The courts and the justice system are based on the idea that justice should be fair and even-handed. It should be based on the facts of the case, not on some lawyer’s personal or professional ambitions.
That was the argument a California professor recently made when she filed a $24 million legal malpractice suit against a big law firm. According to Bloomberg Law, the firm was supposed to review her discrimination and harassment complaint as a neutral third party. However, the professor claimed the law firm failed to do so. Instead, she alleges the firm conducted a one-sided discovery, motivated by a desire to gain future work from the state and other large employers.
In its article, Bloomberg Law doesn’t cover all the details of the professor’s suit. Nonetheless, it’s clear the professor thought the big law firm was supposed to act neutrally and failed to do so. The California Rules of Professional Conduct cover such behavior under Rule 2.4, “Lawyer as Third-Party Neutral.”
As the State Bar notes, this rule applies to lawyers who help resolve conflicts between two or more parties, serving as counsel for neither party. The rule mostly identifies the circumstances of this arrangement and demands that the attorney or attorneys inform the parties of their neutrality. It does, however, note that lawyers serving in this way must follow the rules of the court or other laws that govern the action.
In other words, if the big law firm attorneys were serving as arbiters under the 2020 California Rules of Court, they would need to follow the standards for “General Duty”:
- Maintain the integrity of the arbitration process
- Act without bias toward or against any participant
If the big law firm attorneys were serving as arbiters under these rules, a show of bias could easily be grounds for a legal malpractice suit. The lawyers should know they need to investigate the facts without bias, and their failure to do so could bring real harm to one or the other sides.

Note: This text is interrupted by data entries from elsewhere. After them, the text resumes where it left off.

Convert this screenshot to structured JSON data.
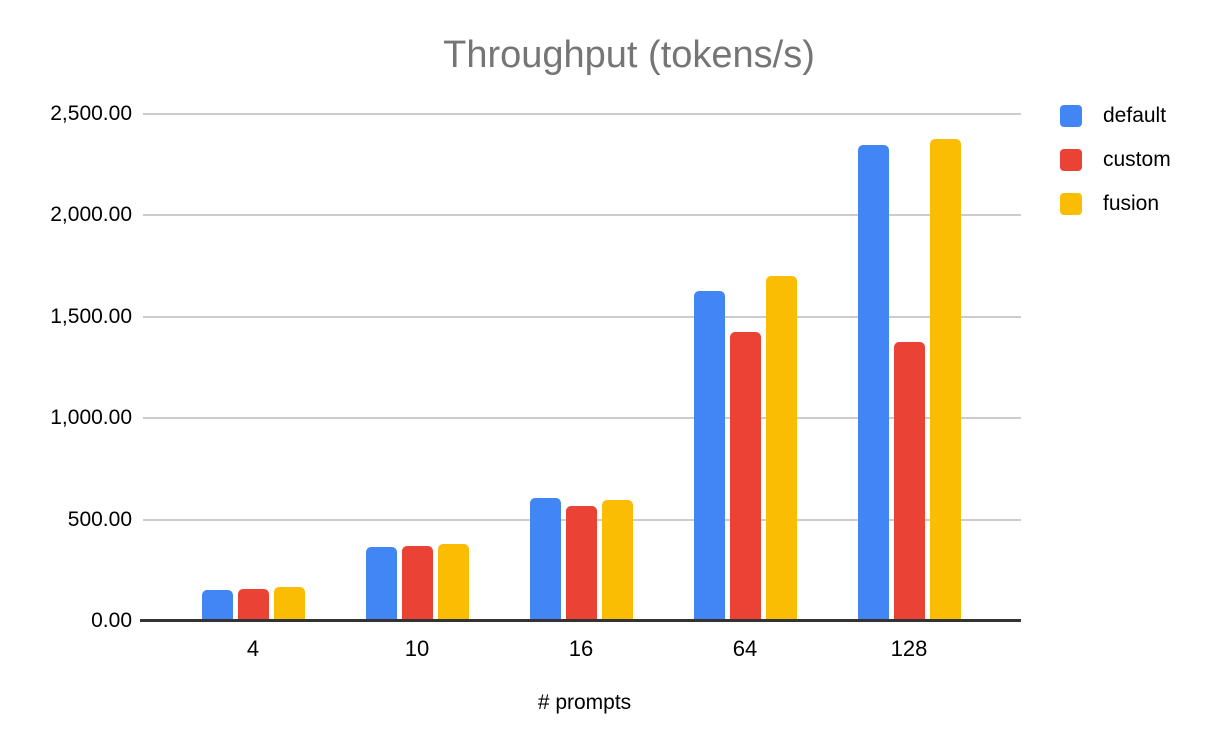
{
  "title": "Throughput (tokens/s)",
  "colors": {
    "background": "#ffffff",
    "title_text": "#757575",
    "axis_line": "#333333",
    "gridline": "#cccccc",
    "label_text": "#000000",
    "series_default": "#4285F4",
    "series_custom": "#EA4335",
    "series_fusion": "#FBBC04"
  },
  "chart_data": {
    "type": "bar",
    "title": "Throughput (tokens/s)",
    "xlabel": "# prompts",
    "ylabel": "",
    "categories": [
      "4",
      "10",
      "16",
      "64",
      "128"
    ],
    "series": [
      {
        "name": "default",
        "color": "#4285F4",
        "values": [
          155,
          365,
          606,
          1628,
          2348
        ]
      },
      {
        "name": "custom",
        "color": "#EA4335",
        "values": [
          156,
          370,
          565,
          1424,
          1375
        ]
      },
      {
        "name": "fusion",
        "color": "#FBBC04",
        "values": [
          168,
          382,
          597,
          1699,
          2376
        ]
      }
    ],
    "ylim": [
      0,
      2500
    ],
    "ytick_interval": 500,
    "ytick_labels": [
      "0.00",
      "500.00",
      "1,000.00",
      "1,500.00",
      "2,000.00",
      "2,500.00"
    ],
    "grid": true,
    "legend_position": "right"
  }
}
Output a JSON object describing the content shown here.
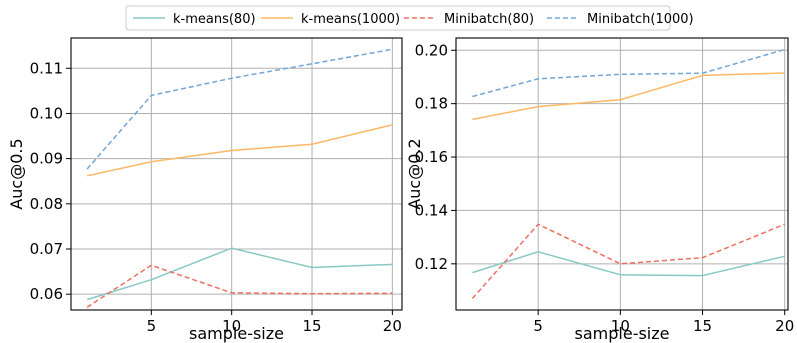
{
  "colors": {
    "kmeans80": "#88c9c5",
    "kmeans1000": "#fdb863",
    "minibatch80": "#ef6f5f",
    "minibatch1000": "#6fa6d6",
    "grid": "#b0b0b0"
  },
  "legend": [
    {
      "name": "k-means(80)",
      "color_key": "kmeans80",
      "dashed": false
    },
    {
      "name": "k-means(1000)",
      "color_key": "kmeans1000",
      "dashed": false
    },
    {
      "name": "Minibatch(80)",
      "color_key": "minibatch80",
      "dashed": true
    },
    {
      "name": "Minibatch(1000)",
      "color_key": "minibatch1000",
      "dashed": true
    }
  ],
  "chart_data": [
    {
      "type": "line",
      "xlabel": "sample-size",
      "ylabel": "Auc@0.5",
      "xlim": [
        0,
        20.6
      ],
      "ylim": [
        0.0565,
        0.1167
      ],
      "xticks": [
        5,
        10,
        15,
        20
      ],
      "yticks": [
        0.06,
        0.07,
        0.08,
        0.09,
        0.1,
        0.11
      ],
      "ytick_labels": [
        "0.06",
        "0.07",
        "0.08",
        "0.09",
        "0.10",
        "0.11"
      ],
      "grid": true,
      "x": [
        1,
        5,
        10,
        15,
        20
      ],
      "series": [
        {
          "name": "k-means(80)",
          "values": [
            0.0588,
            0.0632,
            0.0702,
            0.0659,
            0.0666
          ]
        },
        {
          "name": "k-means(1000)",
          "values": [
            0.0862,
            0.0893,
            0.0918,
            0.0932,
            0.0975
          ]
        },
        {
          "name": "Minibatch(80)",
          "values": [
            0.0571,
            0.0664,
            0.0603,
            0.0601,
            0.0602
          ]
        },
        {
          "name": "Minibatch(1000)",
          "values": [
            0.0877,
            0.104,
            0.1078,
            0.111,
            0.1142
          ]
        }
      ]
    },
    {
      "type": "line",
      "xlabel": "sample-size",
      "ylabel": "Auc@0.2",
      "xlim": [
        0,
        20.2
      ],
      "ylim": [
        0.1027,
        0.2046
      ],
      "xticks": [
        5,
        10,
        15,
        20
      ],
      "yticks": [
        0.12,
        0.14,
        0.16,
        0.18,
        0.2
      ],
      "ytick_labels": [
        "0.12",
        "0.14",
        "0.16",
        "0.18",
        "0.20"
      ],
      "grid": true,
      "x": [
        1,
        5,
        10,
        15,
        20
      ],
      "series": [
        {
          "name": "k-means(80)",
          "values": [
            0.1167,
            0.1245,
            0.1159,
            0.1156,
            0.1228
          ]
        },
        {
          "name": "k-means(1000)",
          "values": [
            0.1741,
            0.1789,
            0.1815,
            0.1906,
            0.1915
          ]
        },
        {
          "name": "Minibatch(80)",
          "values": [
            0.107,
            0.1348,
            0.12,
            0.1223,
            0.1348
          ]
        },
        {
          "name": "Minibatch(1000)",
          "values": [
            0.1827,
            0.1893,
            0.191,
            0.1914,
            0.2003
          ]
        }
      ]
    }
  ]
}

In fact, an arbiter who shows a bias toward one party is almost certain to harm the other. The question of malpractice then becomes whether the injured side could have fared better with a fair and impartial arbiter.
The rules exist to protect you
As noted on its site, the California State Bar exists to protect the public. The customer. You. The State Bar writes and enforces its rules to ensure that everyone who seeks justice can get it.
You’re not entitled to victory, but you are entitled to a fair and impartial process. When an attorney denies you that chance, you may have a case.